Selama kampanye, diperkirakan Kamala Harris mendapat dukungan dari 83 miliarder dibandingkan 52 miliarder yang mendukung Trump. Namun, setelah kemenangan Trump, banyak pemimpin bisnis besar secara terbuka menunjukkan dukungan mereka. Trump dengan nada sinis pernah mengatakan,”Semua orang ingin menjadi teman saya”. Trump tentu menyadari bahwa dukungan ini sebagian besar didasarkan pada kepentingan pribadi, terutama karena kebijakan pemerintahannya akan mencakup regulasi baru dan penghapusan beberapa kebijakan lama yang dapat secara langsung memengaruhi keuntungan perusahaan.

Trump Berupaya  Meredakan Ketegangan dengan Kongres

Di antara tamu yang hadir dalam upacara pelantikan, terlihat Ketua Dewan Perwakilan Rakyat, Mike Johnson, dan Pemimpin Mayoritas Senat, John Thune.
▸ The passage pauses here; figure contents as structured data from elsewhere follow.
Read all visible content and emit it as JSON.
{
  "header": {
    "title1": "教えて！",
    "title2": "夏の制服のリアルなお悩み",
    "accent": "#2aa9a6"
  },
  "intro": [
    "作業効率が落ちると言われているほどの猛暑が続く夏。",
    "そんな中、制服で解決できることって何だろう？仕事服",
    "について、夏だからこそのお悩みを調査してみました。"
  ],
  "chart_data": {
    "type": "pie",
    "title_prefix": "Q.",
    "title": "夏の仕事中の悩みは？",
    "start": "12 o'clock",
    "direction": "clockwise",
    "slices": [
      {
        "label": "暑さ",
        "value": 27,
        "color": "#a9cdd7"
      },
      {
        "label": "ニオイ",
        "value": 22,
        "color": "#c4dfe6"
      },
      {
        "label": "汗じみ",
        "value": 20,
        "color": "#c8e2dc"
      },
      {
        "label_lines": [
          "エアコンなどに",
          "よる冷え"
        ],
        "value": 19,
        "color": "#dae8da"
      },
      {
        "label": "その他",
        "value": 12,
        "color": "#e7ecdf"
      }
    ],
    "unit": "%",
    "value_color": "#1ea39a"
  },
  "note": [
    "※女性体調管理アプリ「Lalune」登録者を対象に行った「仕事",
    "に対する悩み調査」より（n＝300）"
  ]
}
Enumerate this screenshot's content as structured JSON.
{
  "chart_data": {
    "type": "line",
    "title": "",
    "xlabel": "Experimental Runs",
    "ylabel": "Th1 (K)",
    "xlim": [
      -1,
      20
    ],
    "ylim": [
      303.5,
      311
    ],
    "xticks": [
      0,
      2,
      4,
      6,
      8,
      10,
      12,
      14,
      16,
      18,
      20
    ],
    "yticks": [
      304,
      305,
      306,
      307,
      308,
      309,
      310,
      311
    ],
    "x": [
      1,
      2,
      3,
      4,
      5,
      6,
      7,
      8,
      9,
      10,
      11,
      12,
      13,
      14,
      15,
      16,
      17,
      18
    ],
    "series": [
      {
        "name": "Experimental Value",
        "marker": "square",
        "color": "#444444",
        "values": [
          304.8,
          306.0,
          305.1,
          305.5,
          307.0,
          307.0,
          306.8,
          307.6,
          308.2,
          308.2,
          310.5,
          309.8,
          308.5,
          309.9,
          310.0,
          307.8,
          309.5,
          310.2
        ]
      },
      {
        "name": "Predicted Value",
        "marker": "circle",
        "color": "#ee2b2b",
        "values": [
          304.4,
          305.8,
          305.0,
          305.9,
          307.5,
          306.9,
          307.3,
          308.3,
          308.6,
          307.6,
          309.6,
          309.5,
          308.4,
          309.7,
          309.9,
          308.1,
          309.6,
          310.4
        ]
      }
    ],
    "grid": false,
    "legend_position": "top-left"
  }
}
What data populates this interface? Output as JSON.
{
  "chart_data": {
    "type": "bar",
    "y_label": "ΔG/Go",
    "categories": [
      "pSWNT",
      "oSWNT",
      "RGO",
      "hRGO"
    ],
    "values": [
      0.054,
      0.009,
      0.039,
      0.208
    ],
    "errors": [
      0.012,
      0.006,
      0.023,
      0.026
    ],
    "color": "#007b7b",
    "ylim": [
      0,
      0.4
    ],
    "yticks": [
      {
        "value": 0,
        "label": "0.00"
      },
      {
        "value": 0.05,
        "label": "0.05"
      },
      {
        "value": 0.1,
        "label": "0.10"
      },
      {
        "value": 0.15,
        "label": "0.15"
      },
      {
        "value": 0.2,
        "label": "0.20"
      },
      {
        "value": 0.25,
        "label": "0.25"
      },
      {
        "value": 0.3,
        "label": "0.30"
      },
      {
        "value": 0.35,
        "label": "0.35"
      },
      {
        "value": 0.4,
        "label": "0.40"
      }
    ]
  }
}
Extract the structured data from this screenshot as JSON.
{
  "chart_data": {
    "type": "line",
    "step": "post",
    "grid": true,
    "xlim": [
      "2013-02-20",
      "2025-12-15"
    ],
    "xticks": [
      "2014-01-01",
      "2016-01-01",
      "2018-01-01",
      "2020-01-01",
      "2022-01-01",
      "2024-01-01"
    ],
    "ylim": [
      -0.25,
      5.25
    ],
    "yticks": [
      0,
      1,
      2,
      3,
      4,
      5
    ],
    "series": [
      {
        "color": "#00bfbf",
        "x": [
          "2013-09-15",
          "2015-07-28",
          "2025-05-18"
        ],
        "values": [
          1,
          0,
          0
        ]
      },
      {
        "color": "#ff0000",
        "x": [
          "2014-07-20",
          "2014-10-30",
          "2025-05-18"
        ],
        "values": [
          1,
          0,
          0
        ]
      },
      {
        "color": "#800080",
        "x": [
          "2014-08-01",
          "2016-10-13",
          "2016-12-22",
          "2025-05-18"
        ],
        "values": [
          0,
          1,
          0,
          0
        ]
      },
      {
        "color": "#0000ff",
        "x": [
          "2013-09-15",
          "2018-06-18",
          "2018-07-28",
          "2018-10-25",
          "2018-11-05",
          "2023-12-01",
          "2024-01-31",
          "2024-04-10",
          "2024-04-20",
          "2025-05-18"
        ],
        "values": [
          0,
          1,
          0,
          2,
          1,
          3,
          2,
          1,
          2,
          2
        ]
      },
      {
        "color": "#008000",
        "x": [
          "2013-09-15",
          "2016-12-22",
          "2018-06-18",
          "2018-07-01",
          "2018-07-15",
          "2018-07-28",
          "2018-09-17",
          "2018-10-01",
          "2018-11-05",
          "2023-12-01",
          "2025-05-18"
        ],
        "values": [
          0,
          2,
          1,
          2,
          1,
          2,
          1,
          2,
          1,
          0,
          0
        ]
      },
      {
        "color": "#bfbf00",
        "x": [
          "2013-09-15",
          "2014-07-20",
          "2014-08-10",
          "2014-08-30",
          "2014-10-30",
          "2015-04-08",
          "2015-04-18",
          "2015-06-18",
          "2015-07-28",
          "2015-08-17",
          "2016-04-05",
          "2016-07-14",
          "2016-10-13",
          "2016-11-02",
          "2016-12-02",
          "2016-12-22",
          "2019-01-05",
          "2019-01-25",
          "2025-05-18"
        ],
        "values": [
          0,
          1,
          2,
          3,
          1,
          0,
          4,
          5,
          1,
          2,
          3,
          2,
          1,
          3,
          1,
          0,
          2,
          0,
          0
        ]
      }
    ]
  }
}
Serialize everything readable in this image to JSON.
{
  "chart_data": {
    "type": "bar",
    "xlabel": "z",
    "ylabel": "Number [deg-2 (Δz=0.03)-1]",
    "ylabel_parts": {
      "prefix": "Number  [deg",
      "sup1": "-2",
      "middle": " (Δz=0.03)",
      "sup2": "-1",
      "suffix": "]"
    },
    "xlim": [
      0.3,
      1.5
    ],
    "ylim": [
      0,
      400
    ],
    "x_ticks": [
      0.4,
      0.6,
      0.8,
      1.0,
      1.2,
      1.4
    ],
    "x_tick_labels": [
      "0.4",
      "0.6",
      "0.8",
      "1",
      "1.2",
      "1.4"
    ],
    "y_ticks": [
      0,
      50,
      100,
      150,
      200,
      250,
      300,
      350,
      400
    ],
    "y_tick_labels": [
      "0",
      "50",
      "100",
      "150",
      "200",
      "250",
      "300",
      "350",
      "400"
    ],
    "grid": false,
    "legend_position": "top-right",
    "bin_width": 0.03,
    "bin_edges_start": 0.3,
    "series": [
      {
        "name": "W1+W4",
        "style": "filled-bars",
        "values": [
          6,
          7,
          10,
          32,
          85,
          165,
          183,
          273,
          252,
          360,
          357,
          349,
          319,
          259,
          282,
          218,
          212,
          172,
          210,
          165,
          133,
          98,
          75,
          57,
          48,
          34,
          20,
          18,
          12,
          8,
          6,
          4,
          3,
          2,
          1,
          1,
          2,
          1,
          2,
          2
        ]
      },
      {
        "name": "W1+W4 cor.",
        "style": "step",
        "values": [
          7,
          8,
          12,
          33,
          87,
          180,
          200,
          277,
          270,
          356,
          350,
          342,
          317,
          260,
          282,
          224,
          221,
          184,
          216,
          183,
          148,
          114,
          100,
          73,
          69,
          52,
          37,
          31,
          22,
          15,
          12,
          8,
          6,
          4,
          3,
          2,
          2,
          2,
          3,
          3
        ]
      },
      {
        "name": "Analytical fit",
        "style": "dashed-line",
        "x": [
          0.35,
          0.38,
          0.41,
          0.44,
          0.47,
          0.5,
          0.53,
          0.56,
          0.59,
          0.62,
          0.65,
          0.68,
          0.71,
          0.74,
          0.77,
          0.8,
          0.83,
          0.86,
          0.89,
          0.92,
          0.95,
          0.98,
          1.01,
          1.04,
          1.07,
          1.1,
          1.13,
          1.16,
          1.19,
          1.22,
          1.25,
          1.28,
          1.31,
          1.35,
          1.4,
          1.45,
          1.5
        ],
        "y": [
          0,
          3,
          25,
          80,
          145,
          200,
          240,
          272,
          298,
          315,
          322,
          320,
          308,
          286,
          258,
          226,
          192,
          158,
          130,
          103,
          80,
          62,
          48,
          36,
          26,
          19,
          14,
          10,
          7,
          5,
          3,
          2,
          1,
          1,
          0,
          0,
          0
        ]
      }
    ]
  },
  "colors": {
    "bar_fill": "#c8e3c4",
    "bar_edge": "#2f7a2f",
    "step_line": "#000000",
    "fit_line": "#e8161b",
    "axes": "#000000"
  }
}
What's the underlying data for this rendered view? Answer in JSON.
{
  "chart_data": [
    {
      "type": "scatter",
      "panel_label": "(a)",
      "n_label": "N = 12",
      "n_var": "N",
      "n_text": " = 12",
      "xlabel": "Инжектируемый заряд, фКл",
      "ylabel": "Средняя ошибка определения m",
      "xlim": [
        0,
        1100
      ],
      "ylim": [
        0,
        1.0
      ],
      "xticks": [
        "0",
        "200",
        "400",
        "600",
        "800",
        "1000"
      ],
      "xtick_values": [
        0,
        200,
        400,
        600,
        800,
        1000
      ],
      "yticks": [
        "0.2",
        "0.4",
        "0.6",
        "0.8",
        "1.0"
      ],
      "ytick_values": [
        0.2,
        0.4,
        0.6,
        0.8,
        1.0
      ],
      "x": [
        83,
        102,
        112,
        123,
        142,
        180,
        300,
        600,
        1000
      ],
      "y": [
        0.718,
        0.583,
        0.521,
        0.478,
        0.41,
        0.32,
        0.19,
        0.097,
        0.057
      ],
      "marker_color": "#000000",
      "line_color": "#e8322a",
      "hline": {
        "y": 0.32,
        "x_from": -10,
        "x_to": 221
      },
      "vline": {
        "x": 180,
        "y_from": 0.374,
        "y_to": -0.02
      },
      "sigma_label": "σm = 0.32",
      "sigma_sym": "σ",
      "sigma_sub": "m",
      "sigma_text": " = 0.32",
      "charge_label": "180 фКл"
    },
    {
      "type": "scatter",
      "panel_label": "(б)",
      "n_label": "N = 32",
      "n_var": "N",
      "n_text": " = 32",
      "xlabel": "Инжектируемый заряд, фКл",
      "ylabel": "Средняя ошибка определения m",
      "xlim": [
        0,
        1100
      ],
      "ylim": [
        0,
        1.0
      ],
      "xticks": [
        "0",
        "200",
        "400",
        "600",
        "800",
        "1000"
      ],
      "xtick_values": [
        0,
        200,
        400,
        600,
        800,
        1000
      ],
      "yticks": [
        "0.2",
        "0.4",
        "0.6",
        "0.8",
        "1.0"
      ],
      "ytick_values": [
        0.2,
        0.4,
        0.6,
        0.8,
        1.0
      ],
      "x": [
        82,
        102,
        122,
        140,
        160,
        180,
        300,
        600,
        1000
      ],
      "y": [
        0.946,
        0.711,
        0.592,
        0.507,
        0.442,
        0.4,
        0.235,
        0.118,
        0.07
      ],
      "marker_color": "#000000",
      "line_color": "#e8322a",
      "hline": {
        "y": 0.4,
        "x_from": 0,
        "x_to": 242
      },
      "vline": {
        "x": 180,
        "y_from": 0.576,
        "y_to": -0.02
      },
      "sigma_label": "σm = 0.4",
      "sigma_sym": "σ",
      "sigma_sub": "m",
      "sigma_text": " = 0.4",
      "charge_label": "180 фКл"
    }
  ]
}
Meskipun Trump masih menyimpan kemarahan terhadap birokrasi yang mendalam dan beberapa penasihat sebelumnya, ia memahami bahwa membangun hubungan baik dengan Kongres adalah hal penting untuk melaksanakan program-programnya, sama pentingnya dengan upayanya melawan birokrasi lama di Washington.

Dalam periode kedua ini, Trump menunjukkan upaya yang lebih besar. Ia secara pribadi campur tangan untuk memastikan kelanjutan kepemimpinan Johnson di Dewan Perwakilan Rakyat dan mengadakan beberapa pertemuan tertutup dengan anggota Kongres di Mar-a-Lago untuk membahas strategi-strategi penting dan utama. Meski Trump dikenal sering membuat keputusan yang tidak terduga, koordinasi di periode ini tampaknya lebih baik daripada sebelumnya. Misalnya, beberapa tindakan eksekutif mungkin ditunda untuk memastikan kebijakan pengurangan pajaknya disahkan oleh Kongres dan dampaknya terhadap anggaran negara bisa dikelola.

Menuju Kesejahteraan dan Keamanan untuk Membuat AS Hebat Lagi. (Foto: The Daily Beast)
Menuju Kesejahteraan dan Keamanan untuk Membuat AS Hebat Lagi. (Foto: The Daily Beast)


Masa Depan yang Tidak Pasti: Apakah Kebijakan Trump Akan Bertahan?

Periode kedua Trump dipastikan tidak akan dimulai dengan tenang. Diperkirakan, pada hari-hari awal pemerintahannya, Trump akan mengeluarkan perintah eksekutif penting terkait imigrasi dan perdagangan.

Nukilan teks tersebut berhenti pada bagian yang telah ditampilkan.